Government deficit continues
The general government accounts recorded a deficit for the third consecutive quarter in 2020Q4. The accumulated deficit in 2020 is estimated at NOK 115 billion.
- Full set of figures
- General government revenue and expenditure
- Series archive
- General government revenue and expenditure (archive)
Updated figures from General government revenue and expenditure show a 10 per cent decrease in accumulated revenue and an increase of 8 per cent in accumulated expenditure from 2019 to 2020. The net effect of changes in revenue and expenditure is expressed as net lending/borrowing, or simply the deficit, in the government accounts.
The updated figures include revisions in 2019 and 2020. One of the most significant changes is a revision of capital transfers in 2020, which is based on new information about petroleum taxes.

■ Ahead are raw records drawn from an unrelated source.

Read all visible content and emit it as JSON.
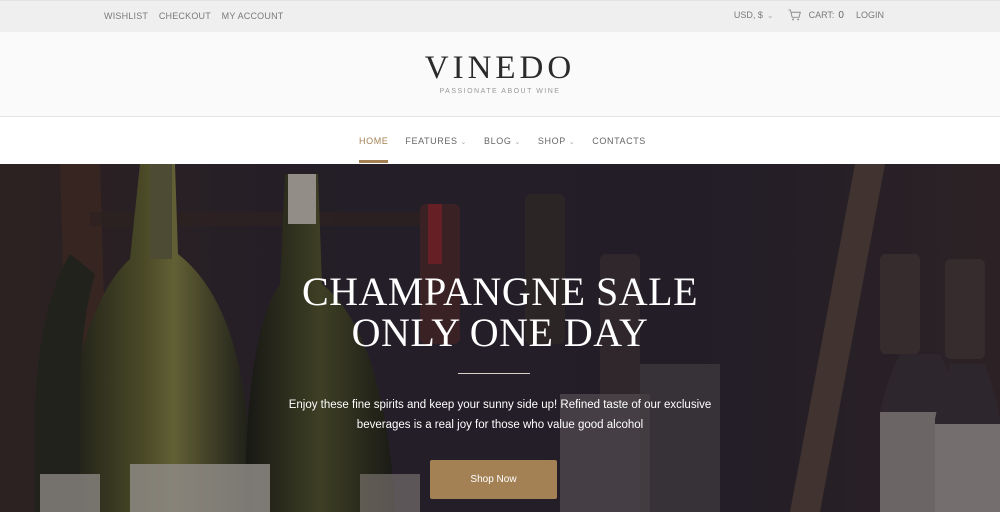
{
  "topbar": {
    "links": [
      "WISHLIST",
      "CHECKOUT",
      "MY ACCOUNT"
    ],
    "currency": "USD, $",
    "cart_label": "CART:",
    "cart_count": "0",
    "login": "LOGIN"
  },
  "header": {
    "logo": "VINEDO",
    "tagline": "PASSIONATE ABOUT WINE"
  },
  "nav": {
    "items": [
      {
        "label": "HOME",
        "dropdown": false,
        "active": true
      },
      {
        "label": "FEATURES",
        "dropdown": true,
        "active": false
      },
      {
        "label": "BLOG",
        "dropdown": true,
        "active": false
      },
      {
        "label": "SHOP",
        "dropdown": true,
        "active": false
      },
      {
        "label": "CONTACTS",
        "dropdown": false,
        "active": false
      }
    ]
  },
  "hero": {
    "title_line1": "CHAMPANGNE SALE",
    "title_line2": "ONLY ONE DAY",
    "text_line1": "Enjoy these fine spirits and keep your sunny side up! Refined taste of our exclusive",
    "text_line2": "beverages is a real joy for those who value good alcohol",
    "button": "Shop Now"
  },
  "colors": {
    "accent": "#a48154",
    "topbar_bg": "#efefef",
    "hero_dark": "#2a2228"
  }
}
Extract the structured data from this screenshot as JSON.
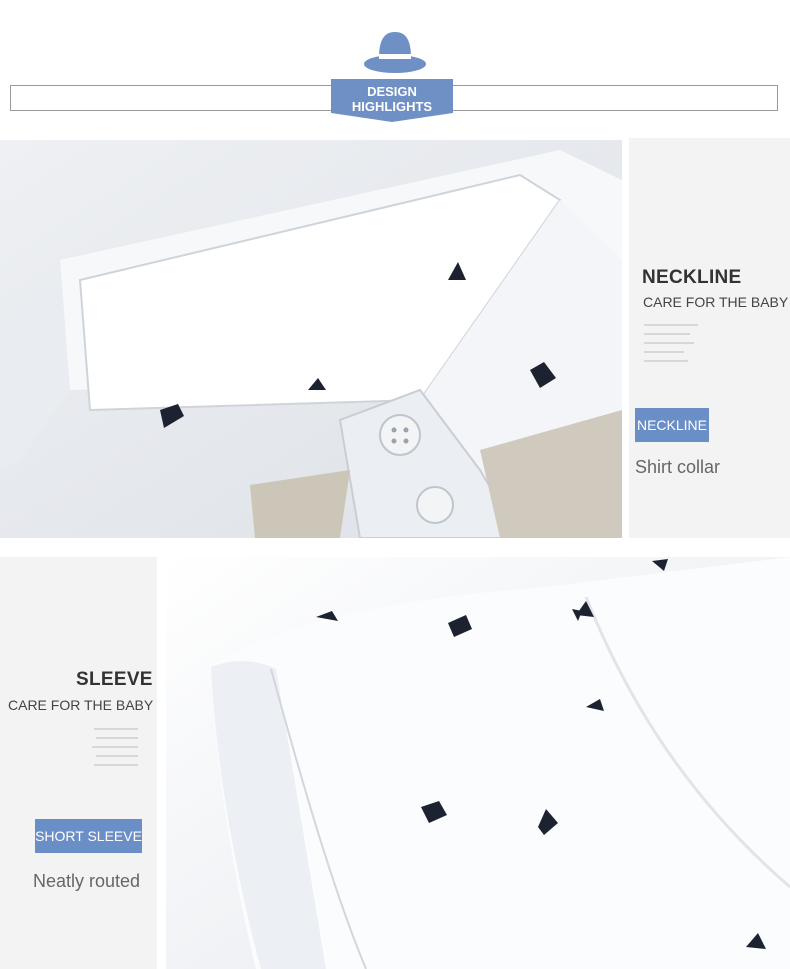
{
  "header": {
    "badge_line1": "DESIGN",
    "badge_line2": "HIGHLIGHTS",
    "icon": "hat-icon",
    "accent_color": "#6f90c4"
  },
  "neckline": {
    "title": "NECKLINE",
    "subtitle": "CARE FOR THE BABY",
    "tag": "NECKLINE",
    "description": "Shirt collar",
    "photo_icon": "shirt-collar-photo"
  },
  "sleeve": {
    "title": "SLEEVE",
    "subtitle": "CARE FOR THE BABY",
    "tag": "SHORT SLEEVE",
    "description": "Neatly routed",
    "photo_icon": "shirt-sleeve-photo"
  }
}
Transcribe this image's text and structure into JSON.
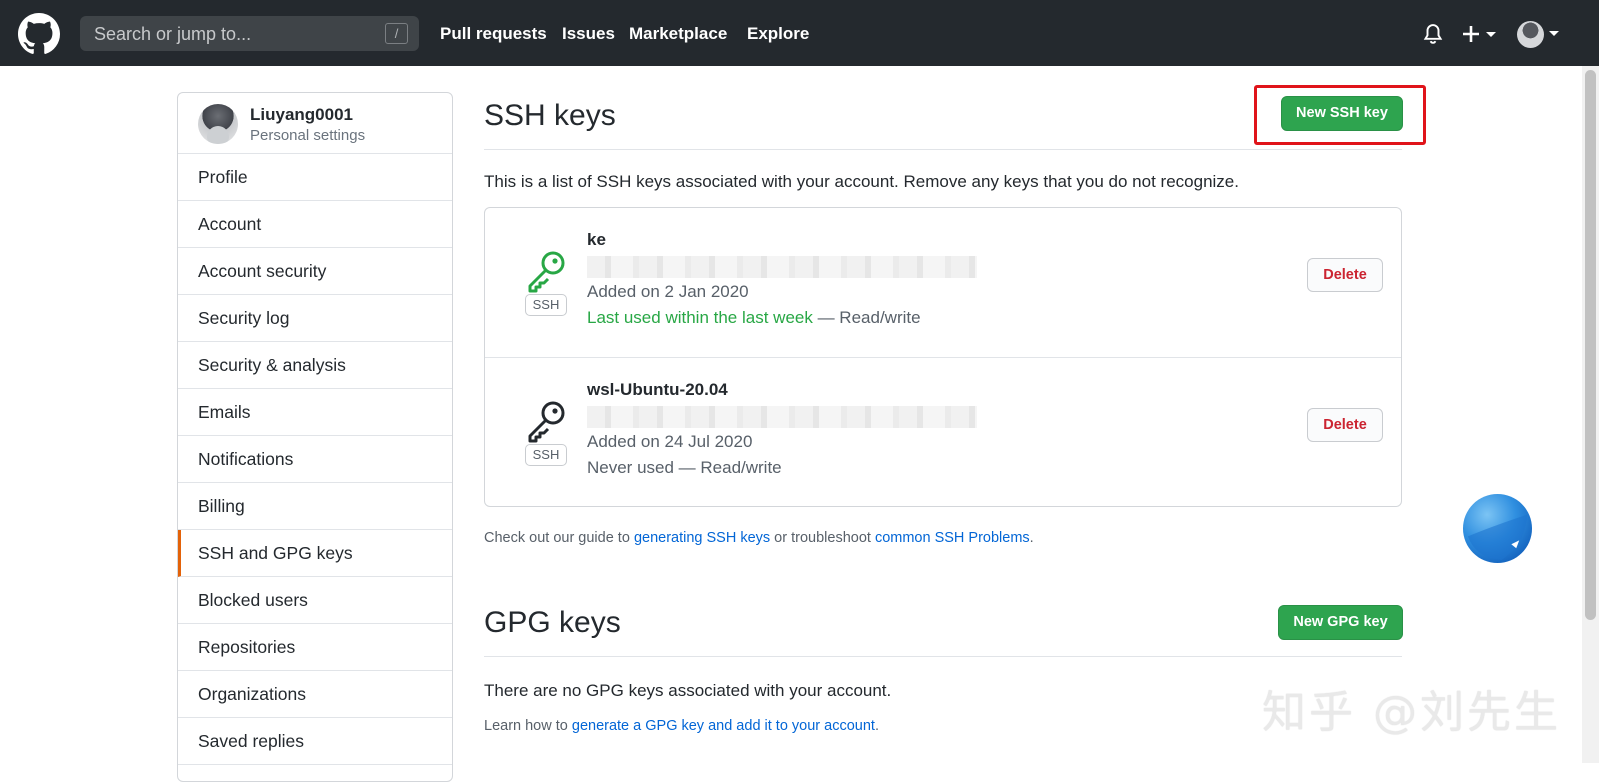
{
  "header": {
    "search_placeholder": "Search or jump to...",
    "slash_hint": "/",
    "nav": [
      "Pull requests",
      "Issues",
      "Marketplace",
      "Explore"
    ]
  },
  "sidebar": {
    "username": "Liuyang0001",
    "subtitle": "Personal settings",
    "items": [
      {
        "label": "Profile"
      },
      {
        "label": "Account"
      },
      {
        "label": "Account security"
      },
      {
        "label": "Security log"
      },
      {
        "label": "Security & analysis"
      },
      {
        "label": "Emails"
      },
      {
        "label": "Notifications"
      },
      {
        "label": "Billing"
      },
      {
        "label": "SSH and GPG keys",
        "active": true
      },
      {
        "label": "Blocked users"
      },
      {
        "label": "Repositories"
      },
      {
        "label": "Organizations"
      },
      {
        "label": "Saved replies"
      }
    ]
  },
  "ssh": {
    "heading": "SSH keys",
    "new_button": "New SSH key",
    "intro": "This is a list of SSH keys associated with your account. Remove any keys that you do not recognize.",
    "keys": [
      {
        "title": "ke",
        "badge": "SSH",
        "added": "Added on 2 Jan 2020",
        "last_used": "Last used within the last week",
        "access": " — Read/write",
        "delete_label": "Delete"
      },
      {
        "title": "wsl-Ubuntu-20.04",
        "badge": "SSH",
        "added": "Added on 24 Jul 2020",
        "last_used": "Never used",
        "access": " — Read/write",
        "delete_label": "Delete"
      }
    ],
    "guide_prefix": "Check out our guide to ",
    "guide_link1": "generating SSH keys",
    "guide_mid": " or troubleshoot ",
    "guide_link2": "common SSH Problems",
    "guide_suffix": "."
  },
  "gpg": {
    "heading": "GPG keys",
    "new_button": "New GPG key",
    "empty": "There are no GPG keys associated with your account.",
    "learn_prefix": "Learn how to ",
    "learn_link": "generate a GPG key and add it to your account",
    "learn_suffix": "."
  },
  "watermark": "知乎 @刘先生",
  "colors": {
    "header_bg": "#24292e",
    "primary_green": "#2ea44f",
    "danger_red": "#cb2431",
    "link_blue": "#0366d6",
    "highlight_red": "#e0141a",
    "active_orange": "#e36209"
  }
}
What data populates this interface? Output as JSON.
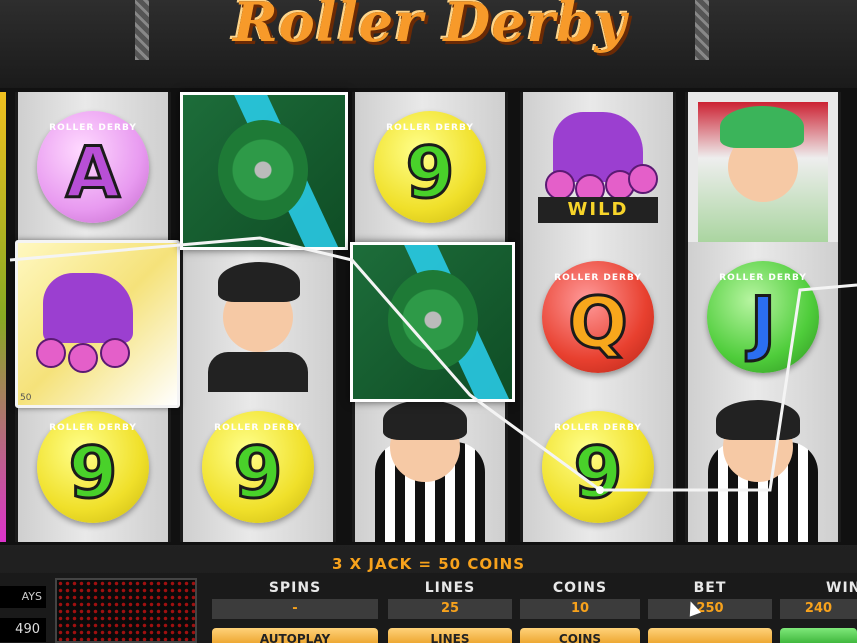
{
  "title": "Roller Derby",
  "win_message": "3 X JACK  =  50 COINS",
  "reels": [
    {
      "top": "A",
      "middle": "skate",
      "bottom": "9"
    },
    {
      "top": "wheel",
      "middle": "derby-girl",
      "bottom": "9"
    },
    {
      "top": "9",
      "middle": "wheel",
      "bottom": "referee"
    },
    {
      "top": "wild",
      "middle": "Q",
      "bottom": "9"
    },
    {
      "top": "derby-girl-green",
      "middle": "J",
      "bottom": "referee"
    }
  ],
  "coin_text": "ROLLER DERBY",
  "wild_text": "WILD",
  "small_badge": "50",
  "stats": {
    "spins": {
      "label": "SPINS",
      "value": "-"
    },
    "lines": {
      "label": "LINES",
      "value": "25"
    },
    "coins": {
      "label": "COINS",
      "value": "10"
    },
    "bet": {
      "label": "BET",
      "value": "250"
    },
    "win": {
      "label": "WIN",
      "value": "240"
    }
  },
  "left_panel": {
    "label": "AYS",
    "value": "490"
  },
  "buttons": {
    "autoplay": "AUTOPLAY",
    "lines": "LINES",
    "coins": "COINS"
  },
  "colors": {
    "accent": "#f7a21c",
    "frame": "#f4f4f4"
  }
}
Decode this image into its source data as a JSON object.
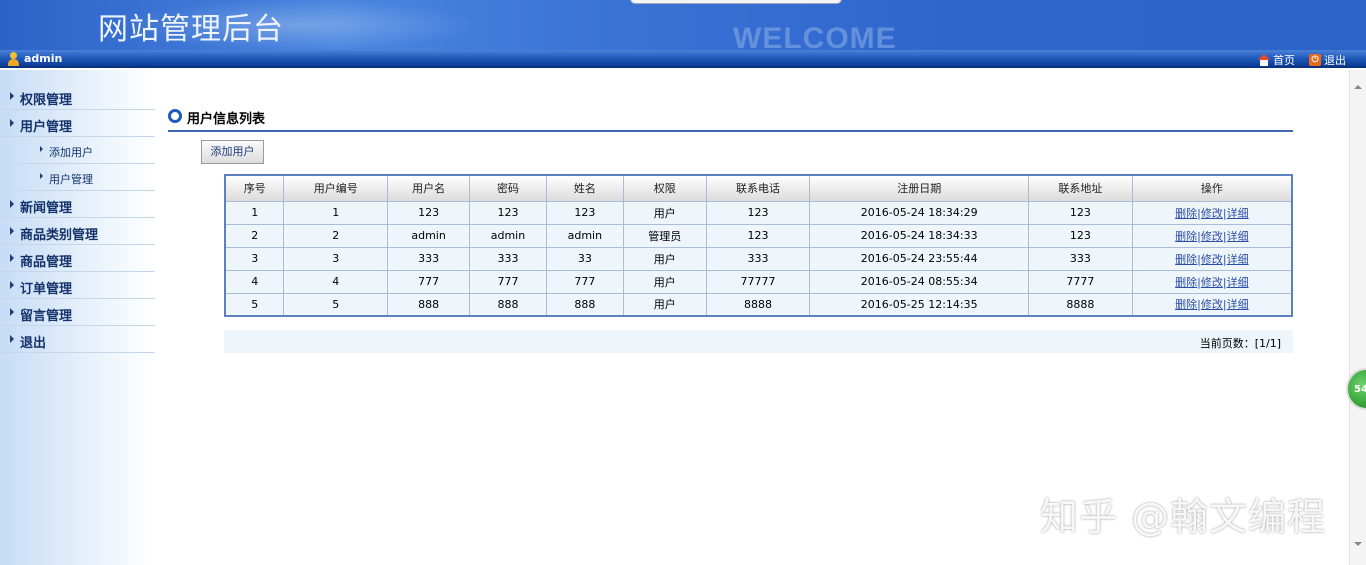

Support for households and businesses
The government has implemented an array of measures to counter the effects of the economic shutdown on households and businesses in the wake of the COVID-19 outbreak.
Guarantee schemes have been introduced to airlines and small and medium-sized enterprises to ease access to liquidity. The projected losses from these schemes are recorded as capital transfers to business.
Social benefits payments have risen sharply, primarily as a result of increased unemployment benefits. After spiking in 2020Q2, unemployment benefits have come down slightly, although they still remain high in 2020Q4.
Significant revenue reduction
The reduction in total revenue can largely be ascribed to diminished tax receipts from the petroleum sector. Tax revenue from the petroleum sector has been doubly affected in 2020 by lower oil prices and provisional amendments made to taxation of oil and gas (see box below). The tax relief program reduces petroleum taxes on the revenue account and furthermore increases capital transfers on the expenditure account, thereby reinforcing the net effect on the government books, all else equal.
Dividends from the State’s Direct Financial Interest and the Government Pension Fund Global are diminished. Additionally, reduced receipts from fees and excises, and slowed economic activity overall have contributed to reduced government revenue collected from mainland Norway.